Making the accusation stick is not a difficult task. The mass media view their job as disseminating the pronouncements of state officials, no matter how implausible they are, and not scrutinizing or challenging them. Given this stenographic approach to journalism, it’s enough that Western governments make an accusation to diabolize a potential target. No evidence is required.
Consider how it’s now widely believed that Syrian forces used gas to attack opposition forces. This is so because the accusation has been repeated time and again, until everyone believes it to be true because everyone believes it to be true and those who challenge it have no high-profile platform to reach a mass audience to show how it’s almost certainly not true. The claim is based on little more than Washington announcing its belief that Syrian forces were behind the infamous Ghouta attack. Yet a careful reading of the document Washington produced to back up its accusation showed that no gun was ever found, let alone a smoking one, an inconvenient reality Washington buried in the small print of its document. In effect, Washington said, “We believe the Syrians used chemical weapons, though we have no real evidence to back it up.” As for the official UN inquiry into the event, it was unable to assign responsibility.
All the same, it is now widely taken as indisputable that Syrian forces used chemical weapons, while a host of other dubious assertions, originating in the imaginations of high state officials in the West, are equally accepted as incontestable claims—for example, that there exist “moderate” rebels in Syria.
There are indeed moderate rebels in Syria, if moderate is defined as amenable to direction by Washington. But most rebels are Islamists whose goal is to establish a state governed by the Koran. US strategy in Syria is not to allow Islamists to come to power, but to use them to force a political settlement—one in which Assad steps down and relinquishes power to actors who are keen to turn Syria into a western puppet state, much like the current government in Ukraine, with its cadre of wealthy business people, investment bankers, anti-Russian rightists, and foreigners, including a former US government employee as finance minister.

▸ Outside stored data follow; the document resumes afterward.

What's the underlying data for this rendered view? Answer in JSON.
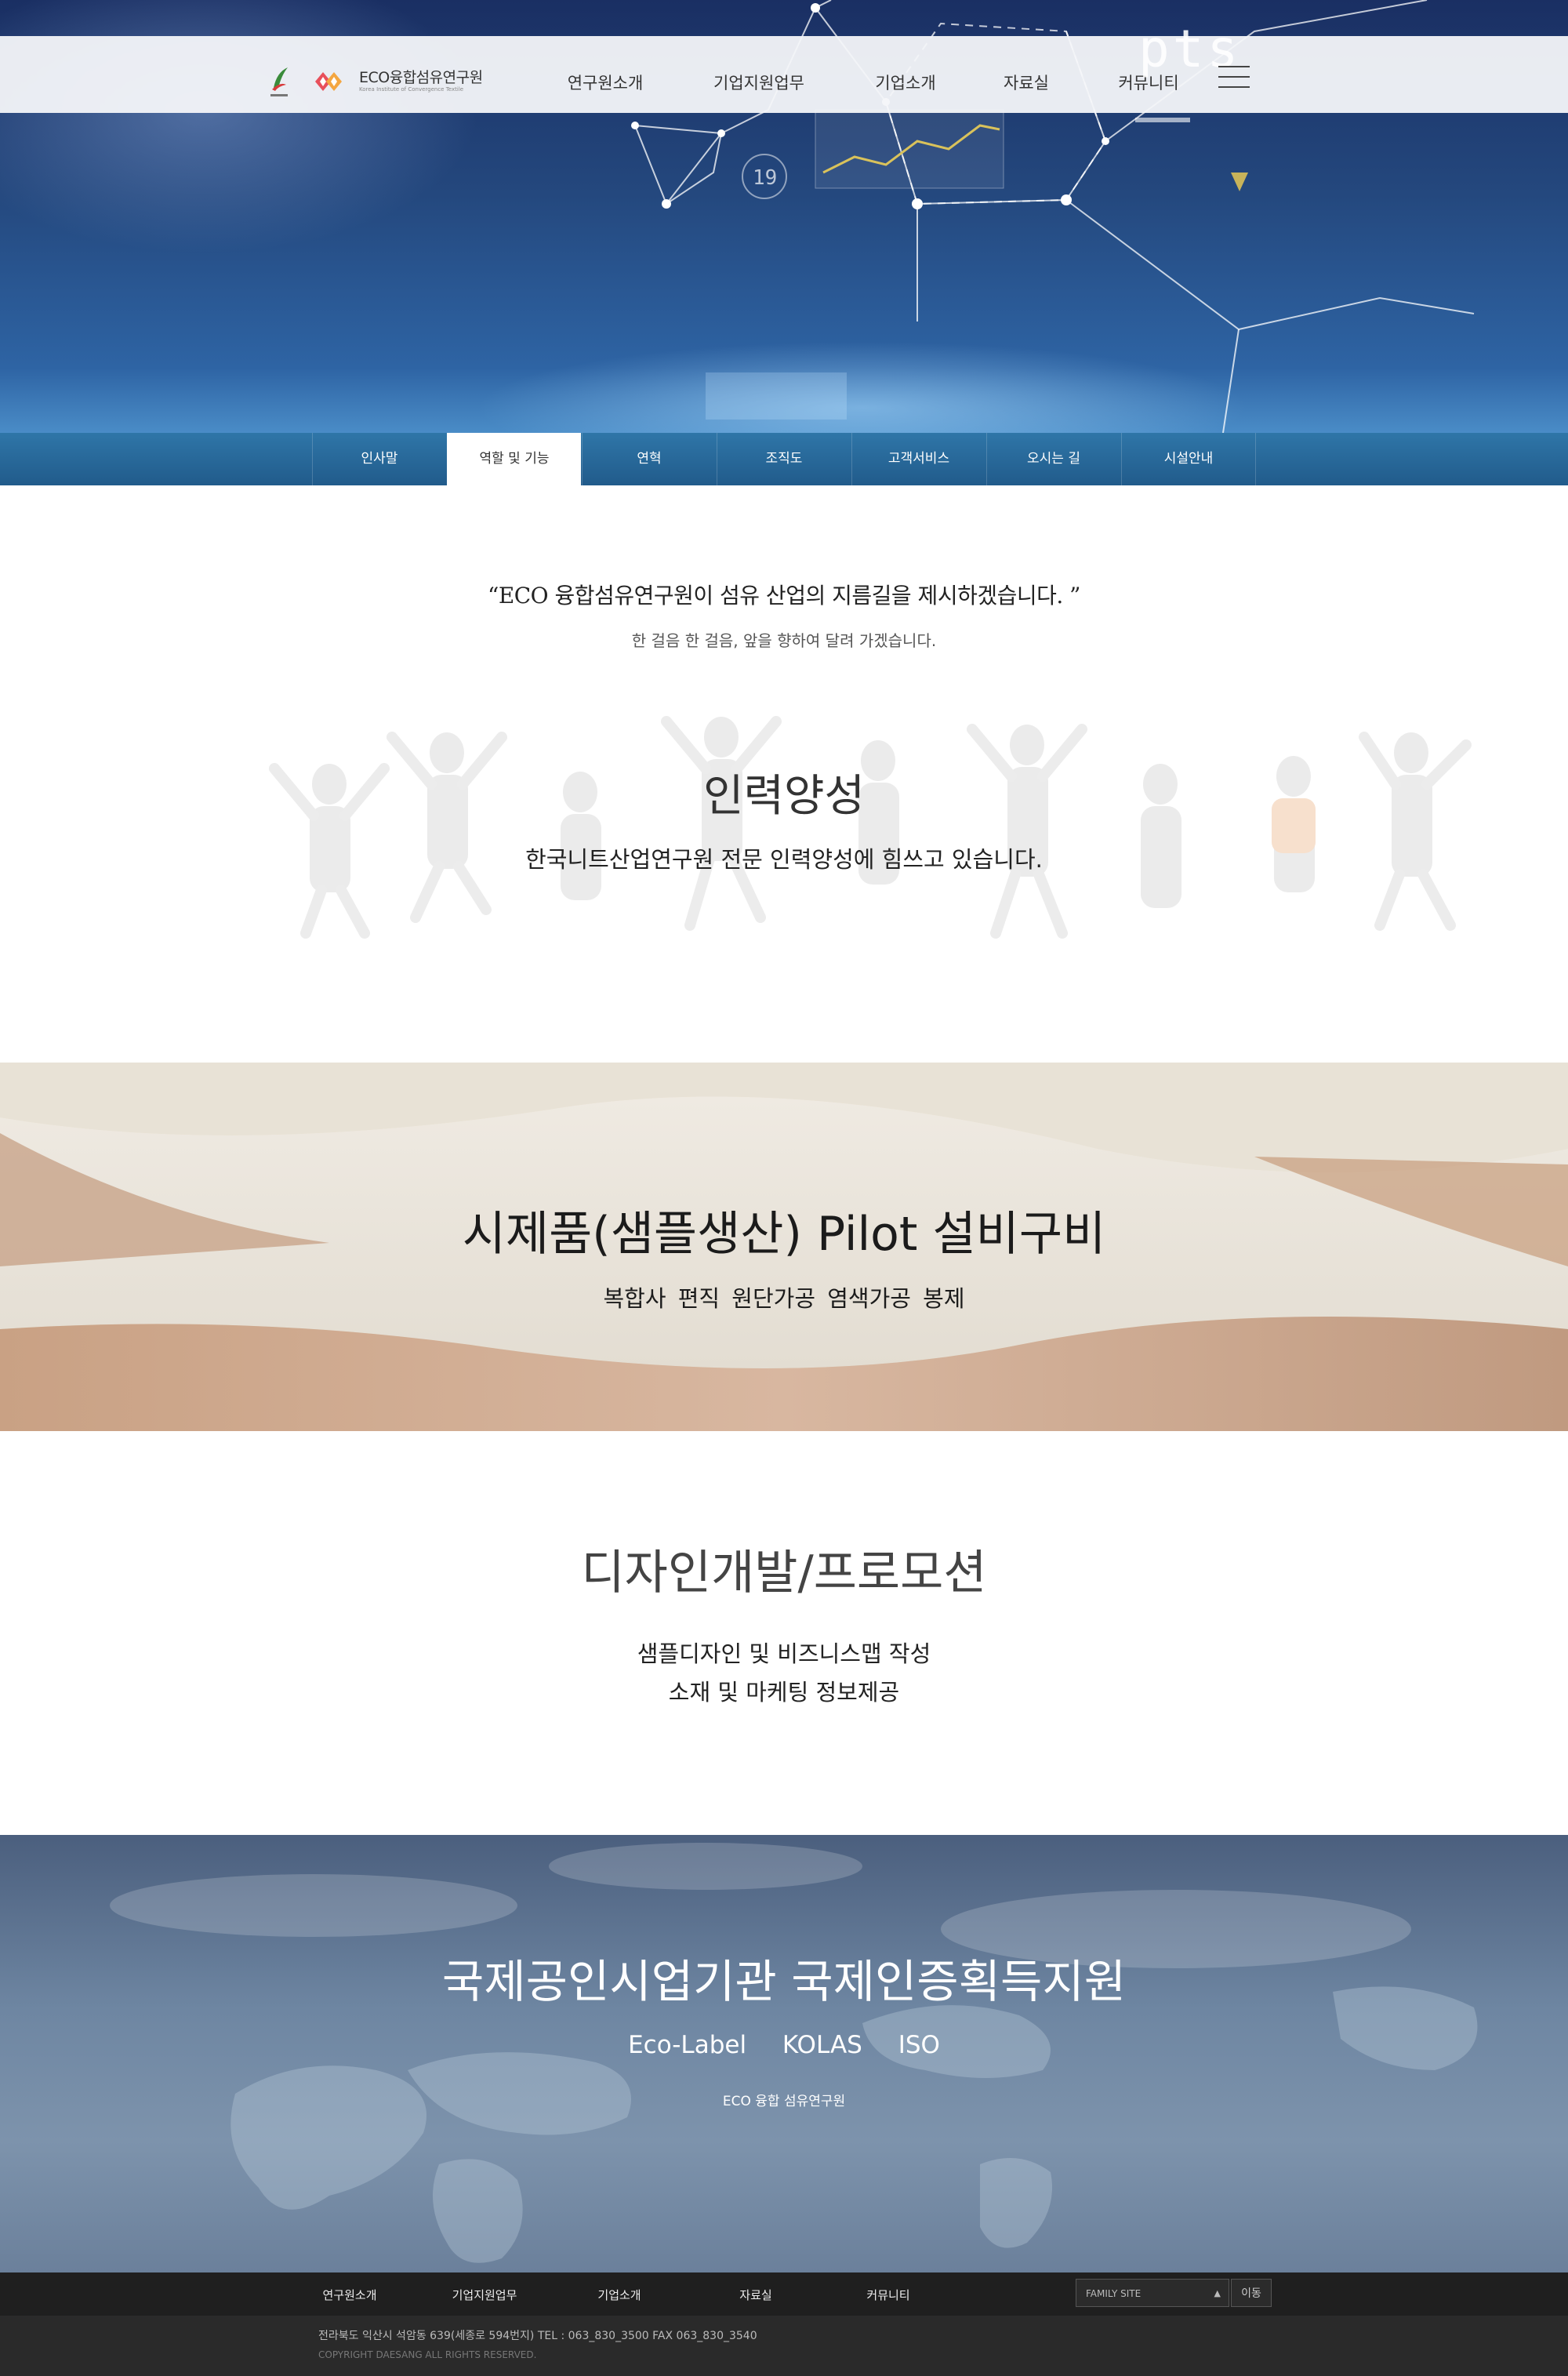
{
  "header": {
    "logo_title": "ECO융합섬유연구원",
    "logo_sub": "Korea Institute of Convergence Textile",
    "nav": [
      "연구원소개",
      "기업지원업무",
      "기업소개",
      "자료실",
      "커뮤니티"
    ],
    "deco_text": "pts"
  },
  "subnav": {
    "items": [
      "인사말",
      "역할 및 기능",
      "연혁",
      "조직도",
      "고객서비스",
      "오시는 길",
      "시설안내"
    ],
    "active": "역할 및 기능"
  },
  "quote": {
    "main": "“ECO 융합섬유연구원이 섬유 산업의 지름길을 제시하겠습니다. ”",
    "sub": "한 걸음 한 걸음,  앞을 향하여 달려 가겠습니다."
  },
  "section_people": {
    "title": "인력양성",
    "desc": "한국니트산업연구원 전문 인력양성에 힘쓰고 있습니다."
  },
  "section_fabric": {
    "title": "시제품(샘플생산) Pilot 설비구비",
    "desc": "복합사  편직  원단가공  염색가공   봉제"
  },
  "section_design": {
    "title": "디자인개발/프로모션",
    "line1": "샘플디자인 및 비즈니스맵 작성",
    "line2": "소재 및 마케팅 정보제공"
  },
  "section_world": {
    "title": "국제공인시업기관 국제인증획득지원",
    "labels": [
      "Eco-Label",
      "KOLAS",
      "ISO"
    ],
    "org": "ECO 융합 섬유연구원"
  },
  "footer": {
    "nav": [
      "연구원소개",
      "기업지원업무",
      "기업소개",
      "자료실",
      "커뮤니티"
    ],
    "family_site": "FAMILY SITE",
    "go_button": "이동",
    "address": "전라북도 익산시 석암동 639(세종로 594번지)   TEL : 063_830_3500    FAX   063_830_3540",
    "copyright": "COPYRIGHT DAESANG ALL RIGHTS RESERVED."
  },
  "colors": {
    "subnav_bg": "#2f76a8",
    "footer_bg": "#1f1f1f",
    "hero_bg": "#24487e"
  }
}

Syrians will be spared Ukraine’s fate, or worse, Libya’s, so long as they continue to repudiate the illegitimate demands of the West and its crony powers in the Gulf and Turkey to abdicate the defining of their future to others. And Assad will continue to face hostile questions from the Western media, and worse from Western powers and their regional puppets, for doing what Milosevic did: having the backbone to tell the Americans to go fuck themselves.